The declassified version of the report, entitled “Assessing Russian Activities and Intentions in Recent U.S. Elections,” included an analytic assessment drafted and coordinated by the Central Intelligence Agency, Federal Bureau of Investigation, and the National Security Agency.
“We assess Russian President Vladimir Putin ordered an influence campaign in 2016 aimed at the U.S. presidential election,” the report stated under its Key Judgments section.
Even though the primary focus of the report focused on the presidential election and the political process, it also included Russian influence on U.S. energy policy, including running “anti-fracking programming, highlighting environmental issues and the impacts on public health. This is likely reflective of the Russian Government’s concern about the impact of fracking and U.S. natural gas production on the global energy market and the potential challenges to Gazprom’s profitability.”
Gazprom is Russia’s national oil and gas company.
Now, two members of Congress have sent a letter to the Secretary of Treasury requesting an investigation concerning allegations that Russia has attempted to harm the domestic oil and gas industry by funding environmental groups that seek to eliminate hydraulic fracturing in the U.S. and elsewhere.
House Science, Space and Technology Committee chairman Lamar Smith (R-TX) and energy subcommittee chairman Randy Weber (R-TX) stated in a letter to Treasury Secretary Steve Mnuchin that Russia has tried to “suppress the widespread adoption of fracking in Europe and the U.S.”
“If you connect the dots, it is clear that Russia is funding U.S. environmental groups in an effort to suppress our domestic oil and gas industry, specifically hydraulic fracking,” said Smith.
“They have established an elaborate scheme that funnels money through shell companies in Bermuda,” he said. “This scheme may violate federal law and certainly distorts the market.

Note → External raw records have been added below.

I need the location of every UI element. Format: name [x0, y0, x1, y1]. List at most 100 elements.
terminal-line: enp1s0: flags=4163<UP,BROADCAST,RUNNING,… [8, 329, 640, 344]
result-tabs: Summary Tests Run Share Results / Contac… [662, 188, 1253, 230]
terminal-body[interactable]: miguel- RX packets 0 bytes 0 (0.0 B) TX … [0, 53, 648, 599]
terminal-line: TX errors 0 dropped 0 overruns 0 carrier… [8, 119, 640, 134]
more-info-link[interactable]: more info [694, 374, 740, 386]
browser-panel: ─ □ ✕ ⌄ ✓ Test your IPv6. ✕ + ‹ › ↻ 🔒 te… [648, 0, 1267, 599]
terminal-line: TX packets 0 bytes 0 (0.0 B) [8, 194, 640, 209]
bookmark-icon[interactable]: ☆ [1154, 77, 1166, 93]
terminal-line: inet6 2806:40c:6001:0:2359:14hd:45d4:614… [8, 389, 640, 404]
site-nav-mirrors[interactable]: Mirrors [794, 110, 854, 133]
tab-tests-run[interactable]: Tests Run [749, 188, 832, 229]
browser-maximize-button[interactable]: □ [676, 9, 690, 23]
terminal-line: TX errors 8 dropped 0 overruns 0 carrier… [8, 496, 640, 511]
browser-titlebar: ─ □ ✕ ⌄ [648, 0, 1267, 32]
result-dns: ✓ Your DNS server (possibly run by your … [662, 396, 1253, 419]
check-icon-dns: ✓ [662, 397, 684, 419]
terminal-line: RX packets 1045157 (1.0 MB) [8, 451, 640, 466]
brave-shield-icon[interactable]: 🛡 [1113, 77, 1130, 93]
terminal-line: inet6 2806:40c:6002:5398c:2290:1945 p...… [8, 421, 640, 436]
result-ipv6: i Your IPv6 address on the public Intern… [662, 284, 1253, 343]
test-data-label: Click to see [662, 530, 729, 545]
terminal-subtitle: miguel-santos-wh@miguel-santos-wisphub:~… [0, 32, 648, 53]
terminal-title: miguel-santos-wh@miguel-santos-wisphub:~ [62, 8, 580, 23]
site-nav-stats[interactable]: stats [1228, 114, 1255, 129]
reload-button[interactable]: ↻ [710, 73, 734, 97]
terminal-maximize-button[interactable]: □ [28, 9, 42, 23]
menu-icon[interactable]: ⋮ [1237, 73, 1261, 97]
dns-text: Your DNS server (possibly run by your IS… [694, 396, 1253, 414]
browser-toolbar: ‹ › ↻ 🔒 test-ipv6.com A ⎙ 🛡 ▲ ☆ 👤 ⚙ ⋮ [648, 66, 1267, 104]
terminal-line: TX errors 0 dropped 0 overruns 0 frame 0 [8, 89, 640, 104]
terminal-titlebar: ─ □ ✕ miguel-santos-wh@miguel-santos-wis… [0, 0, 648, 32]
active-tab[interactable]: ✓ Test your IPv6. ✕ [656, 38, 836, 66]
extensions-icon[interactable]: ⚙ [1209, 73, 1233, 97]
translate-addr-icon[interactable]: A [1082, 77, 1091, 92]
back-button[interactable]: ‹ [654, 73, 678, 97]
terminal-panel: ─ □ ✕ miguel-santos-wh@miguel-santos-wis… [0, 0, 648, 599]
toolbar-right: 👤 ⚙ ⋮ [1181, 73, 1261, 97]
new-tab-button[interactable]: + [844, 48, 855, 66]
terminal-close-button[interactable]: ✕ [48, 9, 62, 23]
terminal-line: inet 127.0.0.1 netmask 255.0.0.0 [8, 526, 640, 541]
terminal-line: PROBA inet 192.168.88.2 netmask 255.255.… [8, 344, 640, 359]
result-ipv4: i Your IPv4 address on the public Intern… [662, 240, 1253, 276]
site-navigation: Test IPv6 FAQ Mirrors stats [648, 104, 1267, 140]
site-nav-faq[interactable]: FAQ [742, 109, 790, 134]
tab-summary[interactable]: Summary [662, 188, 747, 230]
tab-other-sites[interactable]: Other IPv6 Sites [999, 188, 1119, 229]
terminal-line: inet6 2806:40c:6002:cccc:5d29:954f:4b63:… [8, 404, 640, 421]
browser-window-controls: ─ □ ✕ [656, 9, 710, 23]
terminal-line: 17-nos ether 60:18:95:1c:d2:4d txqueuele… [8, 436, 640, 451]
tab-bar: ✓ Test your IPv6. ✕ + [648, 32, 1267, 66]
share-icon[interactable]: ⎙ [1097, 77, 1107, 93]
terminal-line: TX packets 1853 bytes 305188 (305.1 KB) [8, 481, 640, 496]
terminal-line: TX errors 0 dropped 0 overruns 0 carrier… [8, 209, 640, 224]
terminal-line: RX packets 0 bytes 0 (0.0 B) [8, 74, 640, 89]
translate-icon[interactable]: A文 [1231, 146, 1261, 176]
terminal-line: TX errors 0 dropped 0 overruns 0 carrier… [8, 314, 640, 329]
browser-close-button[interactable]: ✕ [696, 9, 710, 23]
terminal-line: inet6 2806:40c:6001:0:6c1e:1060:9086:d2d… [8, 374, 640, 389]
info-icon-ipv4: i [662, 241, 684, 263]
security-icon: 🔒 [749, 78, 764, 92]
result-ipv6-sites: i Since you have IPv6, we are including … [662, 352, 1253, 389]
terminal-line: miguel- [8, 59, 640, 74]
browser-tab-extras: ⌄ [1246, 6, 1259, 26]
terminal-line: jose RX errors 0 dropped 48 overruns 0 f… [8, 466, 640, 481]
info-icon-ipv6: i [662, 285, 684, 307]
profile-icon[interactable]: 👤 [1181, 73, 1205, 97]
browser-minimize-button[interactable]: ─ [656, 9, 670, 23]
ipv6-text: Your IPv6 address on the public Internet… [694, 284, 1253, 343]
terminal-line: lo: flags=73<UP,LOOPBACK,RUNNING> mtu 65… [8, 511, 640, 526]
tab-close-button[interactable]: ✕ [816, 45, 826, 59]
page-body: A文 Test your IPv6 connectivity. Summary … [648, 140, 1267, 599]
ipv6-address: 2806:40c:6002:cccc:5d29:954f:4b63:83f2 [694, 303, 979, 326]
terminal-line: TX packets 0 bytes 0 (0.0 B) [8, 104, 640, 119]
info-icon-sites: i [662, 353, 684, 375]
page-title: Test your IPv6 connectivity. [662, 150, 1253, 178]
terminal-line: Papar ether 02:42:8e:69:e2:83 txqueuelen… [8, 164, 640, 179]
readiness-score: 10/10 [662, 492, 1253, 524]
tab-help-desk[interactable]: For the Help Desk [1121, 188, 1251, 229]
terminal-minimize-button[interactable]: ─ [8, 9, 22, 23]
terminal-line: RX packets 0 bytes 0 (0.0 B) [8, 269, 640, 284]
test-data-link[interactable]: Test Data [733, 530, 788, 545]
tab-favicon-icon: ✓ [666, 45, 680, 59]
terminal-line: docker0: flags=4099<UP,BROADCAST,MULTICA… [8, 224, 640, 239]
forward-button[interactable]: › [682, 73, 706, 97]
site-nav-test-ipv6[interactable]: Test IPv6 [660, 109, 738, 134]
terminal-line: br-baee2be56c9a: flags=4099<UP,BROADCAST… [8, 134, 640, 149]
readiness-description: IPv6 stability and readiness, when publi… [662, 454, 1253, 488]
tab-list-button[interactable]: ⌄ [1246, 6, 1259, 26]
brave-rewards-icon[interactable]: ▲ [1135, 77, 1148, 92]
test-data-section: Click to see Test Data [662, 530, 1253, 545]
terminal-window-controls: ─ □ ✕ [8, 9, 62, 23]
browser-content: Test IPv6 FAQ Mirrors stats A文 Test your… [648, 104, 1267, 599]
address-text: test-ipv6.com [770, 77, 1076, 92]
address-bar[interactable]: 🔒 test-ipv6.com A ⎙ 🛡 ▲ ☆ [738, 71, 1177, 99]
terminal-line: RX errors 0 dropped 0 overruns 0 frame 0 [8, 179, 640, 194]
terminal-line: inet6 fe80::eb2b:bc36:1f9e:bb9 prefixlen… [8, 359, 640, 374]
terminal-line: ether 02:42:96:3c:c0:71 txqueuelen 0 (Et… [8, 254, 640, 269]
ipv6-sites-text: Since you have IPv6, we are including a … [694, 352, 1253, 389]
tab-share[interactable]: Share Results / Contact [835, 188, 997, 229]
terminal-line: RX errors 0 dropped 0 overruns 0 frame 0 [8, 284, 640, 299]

The American people deserve to know the truth and I am confident Secretary Mnuchin will investigate the allegations.”
Smith said the panel is already conducting oversight into “what appears to be a concerted effort by foreign entities to funnel millions of dollars through various non-profit entities to influence the market.”
Crude oil and natural gas production have increased in the U.S. since 2008 because of new technological developments in drilling, completion, and production techniques from shale. Hydraulic fracturing and horizontal drilling have fueled an “energy renaissance” in the United States, creating more competition between Russia and the U.S. for global energy markets. Exports of liquefied natural gas (LNG), crude oil and petroleum products from the U.S. are in direct competition with Russian oil and gas exports, which accounted for 68 percent of that country’s export revenue in 2013.
Citing news reports and IRS documents, the congressmen requested the investigation into major environmental groups, including the Sierra Club Foundation, League of Conservation Voters Education Fund, and Natural Resources Defense Council, alleging those groups received Russian money to fund their anti-fracking protests.